RefSeq vs. GenBank

I’ve noticed occasional posts on the Bioperl lists regarding RefSeq, but have never paid much attention.  After all, RefSeq genbank (the file) is the same as GenBank genbank (the file), right?

As ever, the answer is “sort of but not quite”.  Here’s how a standard GenBank entry such as AY627381 might list the genes in an rRNA operon:

source
rRNA
misc_RNA
tRNA
rRNA

In this case, we’re looking at primary tags for the whole sequence, 16S, 16S-23S ITS, a tRNA and the 23S.

Now, here’s an example of a similar region from a ‘newer style’ RefSeq record in genbank format, typically a genome record such as NC_000909:

gene
rRNA
gene
tRNA
gene
tRNA
gene
rRNA

Here we have 23S, 2 tRNA genes and a 16S.  Spot the difference?  All genes now have 2 primary tags – gene/tRNA or gene/rRNA (and also gene/CDS for proteins).
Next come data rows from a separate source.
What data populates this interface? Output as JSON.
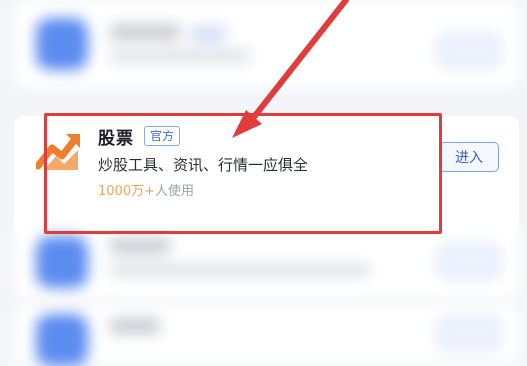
{
  "focused_app": {
    "name": "股票",
    "badge": "官方",
    "description": "炒股工具、资讯、行情一应俱全",
    "user_count": "1000万+",
    "user_suffix": "人使用",
    "enter_label": "进入",
    "icon": "stock-chart-icon"
  },
  "annotation": {
    "highlight_color": "#e23b3b",
    "arrow_color": "#e23b3b"
  },
  "colors": {
    "accent": "#2f63d6",
    "user_count": "#f0a35a",
    "icon_orange": "#ef7d2e"
  }
}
What this means is – if I am reading a file and looking for features based on primary tag and separated by N genes, I need to use N genes for old-style genbank and N*2 genes for new-style RefSeq.  If I don’t know in advance what type I’m dealing with (because I just grabbed a load of records) or even how consistent this is within a type, I have problems.

Just another example of the daily problems caused by inconsistent primary data formats.